# Birdseye Maple



## nmacdonald (Jan 13, 2012)

I just want to know what I should be looking for and ask before buying. I have first access to a large amount of rough cut Birdseye maple. Each piece is approx 9.5 to 12" wide and they are all 2.75" thick and 10' long. What would be a good price on this per piece?

Any help would be greatly appreciated


----------



## Allen Tomaszek (Dec 11, 2010)

That's quite a find. Price would depend on a number of factors. The quality of the figure. Light, medium or heavy figure. The lumber looks a little grey so I'd want to know if it's because it's been sitting out in the elements or if the log was an old log. If it was an old log there's a chance the lumber is stained. Also, you'll want to know how dry it is. If it's still pretty green you'll have some risks associated with drying to contend with as well.

That said, thick birdseye maple in those widths is difficult to come by without paying an arm and a leg. Do they have an asking price? 

I know if I were selling it I'd be asking a minimum of $15bf assuming it was in decent shape and had good figure. Good luck with your purchase.


----------



## Tennessee Tim (Dec 15, 2010)

Allen, I also have the concerns of the gray wood, one of the pics appears to be a green tint in the lower layers as in a lot of excess moisture in the lumber drying area. Pics can be tricky but it appears to be drying under a heavy tree canopy....alll I see is heavy shade....lots of what appears to be leaves or pine needles on and around stacks and plastic as a cover...How far down did this cover go???? not good for drying.

I would check a few boards as for color and/or mold. Some of the upper wood appears to have had a fungus growth on the edges in the past. 

This is not to say it's a bad deal...just do your homework and throughly inspect prior to dealing.


----------



## nmacdonald (Jan 13, 2012)

The cover goes down about 12". What color should they be and how about small splits on the ends?

I'm thinking the price will be about $20-$40 per length but could be better once I get a better look


----------



## Allen Tomaszek (Dec 11, 2010)

End checking is pretty normal. If it's more than a few inches into the board you just have to count on losing that part of the board to trimming. Below are a few pictures of figure in Birdseye Maple I sell to give you an idea of the range. Even with light figure $20-$40 a stick is a good price assuming the boards are sound. The more eyes the higher the price. There's also a premium put on boards that are all sapwood (white) and no heart. My experience though is that if it's heavily figured no one really cares much about heartwood.

Too bad you're in PEI. A little too far East for me or I'd swing by and look at the pile with you :thumbsup: Good luck!

Heavy Figure








Medium Figure








Light Figure








Some random boards


----------



## nmacdonald (Jan 13, 2012)

I bought about 24' more of this for $35. Pretty well all the pile has a lot of splitting at the ends with some extending up the planks


I think I'll see how usable these are and how they look before buying anymore.

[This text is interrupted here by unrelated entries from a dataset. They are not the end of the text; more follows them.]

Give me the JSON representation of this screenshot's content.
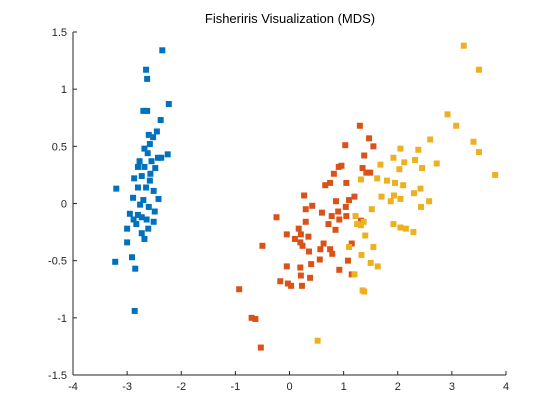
{
  "chart_data": {
    "type": "scatter",
    "title": "Fisheriris Visualization (MDS)",
    "xlabel": "",
    "ylabel": "",
    "xlim": [
      -4,
      4
    ],
    "ylim": [
      -1.5,
      1.5
    ],
    "xticks": [
      "-4",
      "-3",
      "-2",
      "-1",
      "0",
      "1",
      "2",
      "3",
      "4"
    ],
    "yticks": [
      "1.5",
      "1",
      "0.5",
      "0",
      "-0.5",
      "-1",
      "-1.5"
    ],
    "grid": false,
    "legend": "none",
    "box": "open",
    "series": [
      {
        "color": "#0072bd",
        "points": [
          [
            -2.35,
            1.34
          ],
          [
            -2.65,
            1.17
          ],
          [
            -2.63,
            1.09
          ],
          [
            -2.23,
            0.87
          ],
          [
            -2.7,
            0.81
          ],
          [
            -2.63,
            0.81
          ],
          [
            -2.38,
            0.73
          ],
          [
            -2.45,
            0.63
          ],
          [
            -2.6,
            0.6
          ],
          [
            -2.52,
            0.58
          ],
          [
            -2.58,
            0.52
          ],
          [
            -2.68,
            0.48
          ],
          [
            -2.62,
            0.44
          ],
          [
            -2.25,
            0.43
          ],
          [
            -2.43,
            0.4
          ],
          [
            -2.37,
            0.4
          ],
          [
            -2.77,
            0.37
          ],
          [
            -2.55,
            0.37
          ],
          [
            -2.8,
            0.32
          ],
          [
            -2.68,
            0.32
          ],
          [
            -2.48,
            0.31
          ],
          [
            -2.57,
            0.26
          ],
          [
            -2.73,
            0.24
          ],
          [
            -2.87,
            0.22
          ],
          [
            -2.58,
            0.2
          ],
          [
            -2.8,
            0.14
          ],
          [
            -2.65,
            0.14
          ],
          [
            -2.51,
            0.11
          ],
          [
            -3.2,
            0.13
          ],
          [
            -2.89,
            0.05
          ],
          [
            -2.7,
            0.03
          ],
          [
            -2.42,
            0.04
          ],
          [
            -2.76,
            -0.01
          ],
          [
            -2.6,
            -0.03
          ],
          [
            -2.49,
            -0.07
          ],
          [
            -2.95,
            -0.09
          ],
          [
            -2.8,
            -0.1
          ],
          [
            -2.73,
            -0.12
          ],
          [
            -2.64,
            -0.14
          ],
          [
            -2.88,
            -0.14
          ],
          [
            -2.51,
            -0.16
          ],
          [
            -2.83,
            -0.18
          ],
          [
            -3.0,
            -0.22
          ],
          [
            -2.61,
            -0.22
          ],
          [
            -2.73,
            -0.26
          ],
          [
            -2.68,
            -0.31
          ],
          [
            -3.0,
            -0.34
          ],
          [
            -2.91,
            -0.47
          ],
          [
            -3.22,
            -0.51
          ],
          [
            -2.85,
            -0.57
          ],
          [
            -2.86,
            -0.94
          ]
        ]
      },
      {
        "color": "#d95319",
        "points": [
          [
            1.3,
            0.68
          ],
          [
            1.47,
            0.57
          ],
          [
            1.03,
            0.51
          ],
          [
            1.55,
            0.5
          ],
          [
            1.38,
            0.42
          ],
          [
            0.96,
            0.33
          ],
          [
            0.91,
            0.32
          ],
          [
            1.35,
            0.31
          ],
          [
            1.42,
            0.27
          ],
          [
            1.49,
            0.27
          ],
          [
            0.82,
            0.26
          ],
          [
            1.05,
            0.18
          ],
          [
            0.75,
            0.18
          ],
          [
            0.66,
            0.16
          ],
          [
            1.2,
            0.06
          ],
          [
            1.1,
            0.03
          ],
          [
            0.27,
            0.07
          ],
          [
            0.86,
            0.02
          ],
          [
            0.42,
            -0.02
          ],
          [
            1.04,
            -0.03
          ],
          [
            0.3,
            -0.05
          ],
          [
            0.9,
            -0.07
          ],
          [
            0.6,
            -0.08
          ],
          [
            0.78,
            -0.11
          ],
          [
            1.05,
            -0.11
          ],
          [
            -0.24,
            -0.12
          ],
          [
            0.92,
            -0.14
          ],
          [
            1.32,
            -0.15
          ],
          [
            0.3,
            -0.16
          ],
          [
            0.72,
            -0.18
          ],
          [
            0.17,
            -0.22
          ],
          [
            0.85,
            -0.23
          ],
          [
            0.21,
            -0.27
          ],
          [
            -0.05,
            -0.27
          ],
          [
            0.35,
            -0.29
          ],
          [
            0.1,
            -0.31
          ],
          [
            0.2,
            -0.34
          ],
          [
            0.63,
            -0.35
          ],
          [
            1.15,
            -0.35
          ],
          [
            0.24,
            -0.37
          ],
          [
            -0.5,
            -0.37
          ],
          [
            0.75,
            -0.4
          ],
          [
            0.57,
            -0.4
          ],
          [
            0.36,
            -0.42
          ],
          [
            0.79,
            -0.44
          ],
          [
            0.56,
            -0.49
          ],
          [
            1.08,
            -0.5
          ],
          [
            0.4,
            -0.53
          ],
          [
            -0.05,
            -0.55
          ],
          [
            0.2,
            -0.56
          ],
          [
            0.92,
            -0.58
          ],
          [
            1.15,
            -0.62
          ],
          [
            0.21,
            -0.63
          ],
          [
            0.38,
            -0.65
          ],
          [
            -0.17,
            -0.68
          ],
          [
            -0.03,
            -0.7
          ],
          [
            0.03,
            -0.72
          ],
          [
            0.23,
            -0.72
          ],
          [
            -0.93,
            -0.75
          ],
          [
            -0.7,
            -1.0
          ],
          [
            -0.63,
            -1.01
          ],
          [
            -0.53,
            -1.26
          ]
        ]
      },
      {
        "color": "#edb120",
        "points": [
          [
            3.22,
            1.38
          ],
          [
            3.5,
            1.17
          ],
          [
            2.92,
            0.78
          ],
          [
            3.08,
            0.68
          ],
          [
            2.6,
            0.56
          ],
          [
            3.4,
            0.54
          ],
          [
            2.05,
            0.48
          ],
          [
            2.38,
            0.47
          ],
          [
            3.5,
            0.45
          ],
          [
            1.92,
            0.4
          ],
          [
            2.32,
            0.38
          ],
          [
            2.12,
            0.36
          ],
          [
            2.72,
            0.35
          ],
          [
            1.68,
            0.34
          ],
          [
            2.45,
            0.31
          ],
          [
            2.03,
            0.3
          ],
          [
            3.8,
            0.25
          ],
          [
            1.62,
            0.22
          ],
          [
            1.32,
            0.21
          ],
          [
            1.8,
            0.2
          ],
          [
            1.95,
            0.18
          ],
          [
            2.1,
            0.16
          ],
          [
            2.42,
            0.13
          ],
          [
            2.3,
            0.09
          ],
          [
            1.93,
            0.07
          ],
          [
            1.7,
            0.06
          ],
          [
            2.05,
            0.04
          ],
          [
            1.87,
            0.02
          ],
          [
            2.58,
            0.02
          ],
          [
            2.43,
            -0.03
          ],
          [
            1.52,
            -0.05
          ],
          [
            1.22,
            -0.11
          ],
          [
            1.37,
            -0.16
          ],
          [
            1.25,
            -0.18
          ],
          [
            1.92,
            -0.18
          ],
          [
            1.32,
            -0.19
          ],
          [
            2.05,
            -0.21
          ],
          [
            2.15,
            -0.22
          ],
          [
            2.29,
            -0.25
          ],
          [
            1.4,
            -0.28
          ],
          [
            1.55,
            -0.38
          ],
          [
            1.1,
            -0.38
          ],
          [
            1.33,
            -0.45
          ],
          [
            1.5,
            -0.52
          ],
          [
            1.63,
            -0.55
          ],
          [
            1.2,
            -0.62
          ],
          [
            1.35,
            -0.76
          ],
          [
            1.38,
            -0.77
          ],
          [
            0.52,
            -1.2
          ]
        ]
      }
    ]
  }
}
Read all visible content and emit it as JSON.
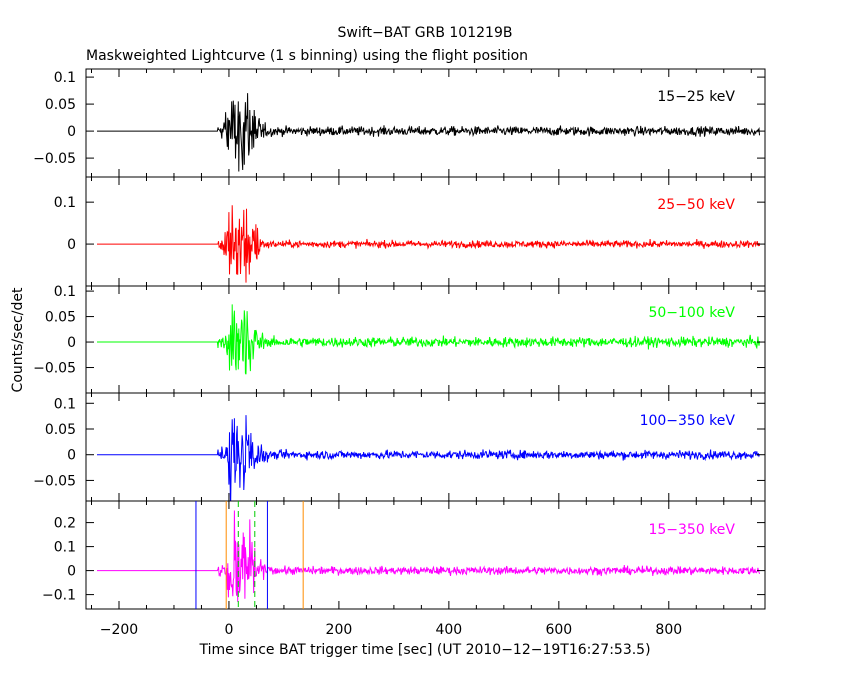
{
  "chart_data": {
    "type": "line",
    "title": "Swift−BAT GRB 101219B",
    "subtitle": "Maskweighted Lightcurve (1 s binning) using the flight position",
    "ylabel": "Counts/sec/det",
    "xlabel": "Time since BAT trigger time [sec] (UT 2010−12−19T16:27:53.5)",
    "xlim": [
      -260,
      975
    ],
    "x_ticks": [
      -200,
      0,
      200,
      400,
      600,
      800
    ],
    "x_tick_labels": [
      "−200",
      "0",
      "200",
      "400",
      "600",
      "800"
    ],
    "data_start": -240,
    "burst_onset": -20,
    "data_end": 965,
    "panels": [
      {
        "name": "15−25 keV",
        "color": "#000000",
        "ylim": [
          -0.085,
          0.115
        ],
        "ticks": [
          0.1,
          0.05,
          0,
          -0.05
        ],
        "tick_labels": [
          "0.1",
          "0.05",
          "0",
          "−0.05"
        ],
        "noise": 0.006,
        "burst_amp": 0.09,
        "burst_end": 80
      },
      {
        "name": "25−50 keV",
        "color": "#ff0000",
        "ylim": [
          -0.1,
          0.16
        ],
        "ticks": [
          0.1,
          0
        ],
        "tick_labels": [
          "0.1",
          "0"
        ],
        "noise": 0.006,
        "burst_amp": 0.13,
        "burst_end": 80
      },
      {
        "name": "50−100 keV",
        "color": "#00ff00",
        "ylim": [
          -0.1,
          0.11
        ],
        "ticks": [
          0.1,
          0.05,
          0,
          -0.05
        ],
        "tick_labels": [
          "0.1",
          "0.05",
          "0",
          "−0.05"
        ],
        "noise": 0.007,
        "burst_amp": 0.1,
        "burst_end": 85
      },
      {
        "name": "100−350 keV",
        "color": "#0000ff",
        "ylim": [
          -0.09,
          0.12
        ],
        "ticks": [
          0.1,
          0.05,
          0,
          -0.05
        ],
        "tick_labels": [
          "0.1",
          "0.05",
          "0",
          "−0.05"
        ],
        "noise": 0.006,
        "burst_amp": 0.1,
        "burst_end": 85
      },
      {
        "name": "15−350 keV",
        "color": "#ff00ff",
        "ylim": [
          -0.16,
          0.29
        ],
        "ticks": [
          0.2,
          0.1,
          0,
          -0.1
        ],
        "tick_labels": [
          "0.2",
          "0.1",
          "0",
          "−0.1"
        ],
        "noise": 0.012,
        "burst_amp": 0.25,
        "burst_end": 90
      }
    ],
    "markers": [
      {
        "x": -60,
        "color": "#0000ff",
        "style": "solid"
      },
      {
        "x": 70,
        "color": "#0000ff",
        "style": "solid"
      },
      {
        "x": -5,
        "color": "#ff8c00",
        "style": "solid"
      },
      {
        "x": 135,
        "color": "#ff8c00",
        "style": "solid"
      },
      {
        "x": 17,
        "color": "#00cc00",
        "style": "dashed"
      },
      {
        "x": 47,
        "color": "#00cc00",
        "style": "dashed"
      }
    ]
  }
}
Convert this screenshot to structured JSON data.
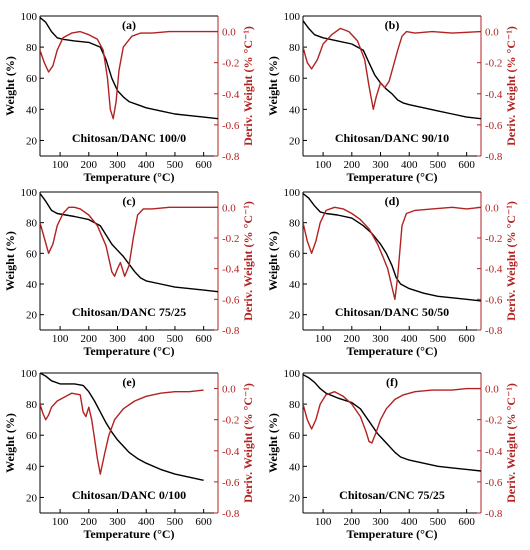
{
  "colors": {
    "weight": "#000000",
    "deriv": "#b22222",
    "frame": "#000000"
  },
  "chart_data": [
    {
      "type": "line",
      "letter": "(a)",
      "title": "Chitosan/DANC 100/0",
      "xlabel": "Temperature (°C)",
      "ylabel_left": "Weight (%)",
      "ylabel_right": "Deriv. Weight (% °C⁻¹)",
      "xlim": [
        30,
        650
      ],
      "ylim_left": [
        10,
        100
      ],
      "ylim_right": [
        -0.8,
        0.1
      ],
      "xticks": [
        "100",
        "200",
        "300",
        "400",
        "500",
        "600"
      ],
      "yticks_left": [
        "20",
        "40",
        "60",
        "80",
        "100"
      ],
      "yticks_right": [
        "0.0",
        "-0.2",
        "-0.4",
        "-0.6",
        "-0.8"
      ],
      "series": [
        {
          "axis": "left",
          "color": "#000000",
          "x": [
            30,
            50,
            70,
            90,
            110,
            150,
            200,
            240,
            260,
            280,
            300,
            320,
            340,
            370,
            400,
            450,
            500,
            550,
            600,
            650
          ],
          "y": [
            99,
            96,
            90,
            86,
            85,
            84,
            83,
            80,
            72,
            60,
            52,
            48,
            45,
            43,
            41,
            39,
            37,
            36,
            35,
            34
          ]
        },
        {
          "axis": "right",
          "color": "#b22222",
          "x": [
            30,
            45,
            60,
            75,
            90,
            110,
            140,
            170,
            200,
            230,
            250,
            265,
            275,
            285,
            295,
            305,
            320,
            350,
            380,
            420,
            480,
            550,
            600,
            650
          ],
          "y": [
            -0.12,
            -0.2,
            -0.26,
            -0.22,
            -0.12,
            -0.04,
            -0.01,
            0.0,
            -0.02,
            -0.05,
            -0.12,
            -0.3,
            -0.5,
            -0.56,
            -0.45,
            -0.25,
            -0.1,
            -0.03,
            -0.01,
            -0.01,
            0.0,
            0.0,
            0.0,
            0.0
          ]
        }
      ]
    },
    {
      "type": "line",
      "letter": "(b)",
      "title": "Chitosan/DANC 90/10",
      "xlabel": "Temperature (°C)",
      "ylabel_left": "Weight (%)",
      "ylabel_right": "Deriv. Weight (% °C⁻¹)",
      "xlim": [
        30,
        650
      ],
      "ylim_left": [
        10,
        100
      ],
      "ylim_right": [
        -0.8,
        0.1
      ],
      "xticks": [
        "100",
        "200",
        "300",
        "400",
        "500",
        "600"
      ],
      "yticks_left": [
        "20",
        "40",
        "60",
        "80",
        "100"
      ],
      "yticks_right": [
        "0.0",
        "-0.2",
        "-0.4",
        "-0.6",
        "-0.8"
      ],
      "series": [
        {
          "axis": "left",
          "color": "#000000",
          "x": [
            30,
            50,
            70,
            100,
            150,
            200,
            240,
            260,
            280,
            300,
            320,
            340,
            360,
            380,
            400,
            450,
            500,
            550,
            600,
            650
          ],
          "y": [
            97,
            92,
            88,
            86,
            84,
            82,
            78,
            70,
            62,
            57,
            53,
            50,
            46,
            44,
            43,
            41,
            39,
            37,
            35,
            34
          ]
        },
        {
          "axis": "right",
          "color": "#b22222",
          "x": [
            30,
            45,
            60,
            80,
            100,
            130,
            160,
            190,
            220,
            245,
            260,
            275,
            285,
            300,
            315,
            330,
            345,
            360,
            375,
            390,
            420,
            480,
            550,
            650
          ],
          "y": [
            -0.1,
            -0.2,
            -0.24,
            -0.18,
            -0.08,
            -0.02,
            0.02,
            0.0,
            -0.06,
            -0.18,
            -0.35,
            -0.5,
            -0.42,
            -0.33,
            -0.36,
            -0.32,
            -0.22,
            -0.12,
            -0.03,
            0.0,
            -0.01,
            0.0,
            -0.01,
            0.0
          ]
        }
      ]
    },
    {
      "type": "line",
      "letter": "(c)",
      "title": "Chitosan/DANC 75/25",
      "xlabel": "Temperature (°C)",
      "ylabel_left": "Weight (%)",
      "ylabel_right": "Deriv. Weight (% °C⁻¹)",
      "xlim": [
        30,
        650
      ],
      "ylim_left": [
        10,
        100
      ],
      "ylim_right": [
        -0.8,
        0.1
      ],
      "xticks": [
        "100",
        "200",
        "300",
        "400",
        "500",
        "600"
      ],
      "yticks_left": [
        "20",
        "40",
        "60",
        "80",
        "100"
      ],
      "yticks_right": [
        "0.0",
        "-0.2",
        "-0.4",
        "-0.6",
        "-0.8"
      ],
      "series": [
        {
          "axis": "left",
          "color": "#000000",
          "x": [
            30,
            50,
            70,
            90,
            120,
            150,
            200,
            240,
            260,
            280,
            300,
            320,
            340,
            360,
            380,
            400,
            450,
            500,
            550,
            600,
            650
          ],
          "y": [
            99,
            94,
            88,
            86,
            85,
            84,
            82,
            78,
            72,
            66,
            62,
            58,
            53,
            48,
            44,
            42,
            40,
            38,
            37,
            36,
            35
          ]
        },
        {
          "axis": "right",
          "color": "#b22222",
          "x": [
            30,
            45,
            60,
            75,
            90,
            110,
            130,
            150,
            170,
            200,
            230,
            260,
            280,
            290,
            300,
            310,
            325,
            340,
            355,
            370,
            390,
            420,
            480,
            550,
            650
          ],
          "y": [
            -0.1,
            -0.2,
            -0.3,
            -0.24,
            -0.12,
            -0.04,
            0.0,
            0.0,
            -0.01,
            -0.05,
            -0.12,
            -0.25,
            -0.42,
            -0.45,
            -0.4,
            -0.36,
            -0.45,
            -0.38,
            -0.2,
            -0.05,
            -0.01,
            -0.01,
            0.0,
            0.0,
            0.0
          ]
        }
      ]
    },
    {
      "type": "line",
      "letter": "(d)",
      "title": "Chitosan/DANC 50/50",
      "xlabel": "Temperature (°C)",
      "ylabel_left": "Weight (%)",
      "ylabel_right": "Deriv. Weight (% °C⁻¹)",
      "xlim": [
        30,
        650
      ],
      "ylim_left": [
        10,
        100
      ],
      "ylim_right": [
        -0.8,
        0.1
      ],
      "xticks": [
        "100",
        "200",
        "300",
        "400",
        "500",
        "600"
      ],
      "yticks_left": [
        "20",
        "40",
        "60",
        "80",
        "100"
      ],
      "yticks_right": [
        "0.0",
        "-0.2",
        "-0.4",
        "-0.6",
        "-0.8"
      ],
      "series": [
        {
          "axis": "left",
          "color": "#000000",
          "x": [
            30,
            50,
            70,
            90,
            110,
            150,
            200,
            240,
            270,
            300,
            320,
            340,
            355,
            370,
            400,
            450,
            500,
            550,
            600,
            650
          ],
          "y": [
            99,
            96,
            91,
            87,
            86,
            85,
            83,
            78,
            73,
            66,
            60,
            52,
            44,
            40,
            37,
            34,
            32,
            31,
            30,
            29
          ]
        },
        {
          "axis": "right",
          "color": "#b22222",
          "x": [
            30,
            45,
            60,
            75,
            90,
            110,
            140,
            170,
            200,
            230,
            260,
            290,
            310,
            325,
            340,
            350,
            360,
            375,
            390,
            420,
            480,
            550,
            600,
            650
          ],
          "y": [
            -0.1,
            -0.22,
            -0.3,
            -0.22,
            -0.1,
            -0.02,
            0.0,
            -0.01,
            -0.04,
            -0.08,
            -0.14,
            -0.24,
            -0.33,
            -0.4,
            -0.52,
            -0.6,
            -0.45,
            -0.12,
            -0.04,
            -0.02,
            -0.01,
            0.0,
            -0.01,
            0.0
          ]
        }
      ]
    },
    {
      "type": "line",
      "letter": "(e)",
      "title": "Chitosan/DANC 0/100",
      "xlabel": "Temperature (°C)",
      "ylabel_left": "Weight (%)",
      "ylabel_right": "Deriv. Weight (% °C⁻¹)",
      "xlim": [
        30,
        650
      ],
      "ylim_left": [
        10,
        100
      ],
      "ylim_right": [
        -0.8,
        0.1
      ],
      "xticks": [
        "100",
        "200",
        "300",
        "400",
        "500",
        "600"
      ],
      "yticks_left": [
        "20",
        "40",
        "60",
        "80",
        "100"
      ],
      "yticks_right": [
        "0.0",
        "-0.2",
        "-0.4",
        "-0.6",
        "-0.8"
      ],
      "series": [
        {
          "axis": "left",
          "color": "#000000",
          "x": [
            30,
            50,
            70,
            100,
            150,
            180,
            200,
            220,
            240,
            260,
            280,
            300,
            320,
            340,
            370,
            400,
            450,
            500,
            550,
            600
          ],
          "y": [
            100,
            98,
            95,
            93,
            93,
            92,
            88,
            82,
            75,
            68,
            62,
            57,
            53,
            49,
            45,
            42,
            38,
            35,
            33,
            31
          ]
        },
        {
          "axis": "right",
          "color": "#b22222",
          "x": [
            30,
            40,
            50,
            60,
            70,
            90,
            110,
            140,
            170,
            180,
            190,
            200,
            210,
            220,
            230,
            240,
            255,
            270,
            290,
            320,
            360,
            400,
            450,
            500,
            550,
            600
          ],
          "y": [
            -0.1,
            -0.16,
            -0.2,
            -0.17,
            -0.12,
            -0.08,
            -0.06,
            -0.03,
            -0.04,
            -0.15,
            -0.18,
            -0.12,
            -0.2,
            -0.32,
            -0.45,
            -0.55,
            -0.42,
            -0.3,
            -0.2,
            -0.13,
            -0.08,
            -0.05,
            -0.03,
            -0.02,
            -0.02,
            -0.01
          ]
        }
      ]
    },
    {
      "type": "line",
      "letter": "(f)",
      "title": "Chitosan/CNC 75/25",
      "xlabel": "Temperature (°C)",
      "ylabel_left": "Weight (%)",
      "ylabel_right": "Deriv. Weight (% °C⁻¹)",
      "xlim": [
        30,
        650
      ],
      "ylim_left": [
        10,
        100
      ],
      "ylim_right": [
        -0.8,
        0.1
      ],
      "xticks": [
        "100",
        "200",
        "300",
        "400",
        "500",
        "600"
      ],
      "yticks_left": [
        "20",
        "40",
        "60",
        "80",
        "100"
      ],
      "yticks_right": [
        "0.0",
        "-0.2",
        "-0.4",
        "-0.6",
        "-0.8"
      ],
      "series": [
        {
          "axis": "left",
          "color": "#000000",
          "x": [
            30,
            50,
            70,
            90,
            110,
            150,
            200,
            230,
            260,
            290,
            320,
            350,
            370,
            400,
            450,
            500,
            550,
            600,
            650
          ],
          "y": [
            99,
            97,
            94,
            90,
            87,
            84,
            81,
            77,
            69,
            61,
            55,
            49,
            46,
            44,
            42,
            40,
            39,
            38,
            37
          ]
        },
        {
          "axis": "right",
          "color": "#b22222",
          "x": [
            30,
            45,
            60,
            75,
            90,
            110,
            140,
            170,
            200,
            230,
            250,
            260,
            270,
            285,
            300,
            320,
            350,
            380,
            420,
            480,
            550,
            600,
            650
          ],
          "y": [
            -0.1,
            -0.2,
            -0.26,
            -0.2,
            -0.1,
            -0.04,
            -0.02,
            -0.05,
            -0.1,
            -0.18,
            -0.28,
            -0.34,
            -0.35,
            -0.28,
            -0.2,
            -0.13,
            -0.07,
            -0.04,
            -0.02,
            -0.01,
            -0.01,
            0.0,
            0.0
          ]
        }
      ]
    }
  ]
}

I did however pickup an old 6" x 48" belt sander and 9" wheel with a base cabinet, a brand new 3200 psi 6.5hp gas pressure washer. 3 4' pipe clamps and 4 cheap 4' trigger clamps. 

There are many other machines but a lot of them have surface rust. It will all be going to an estate sale as h husband had past away.


----------



## nmacdonald (Jan 13, 2012)

The goodies


----------



## MidGAOutdoor (Apr 7, 2011)

very nice wood


----------



## nmacdonald (Jan 13, 2012)

So I sliced up the short piece on the left of the 3 pictured. I was able to get 6 pieces 3" wide and 1 3/8th thick about 4' long. The splitting is not as bad as I thought it would be but probably more than ideal. Just take more wood to get the pieces required for whatever project I do. Pictures tell the story. Would you classify this as a medium figure?


----------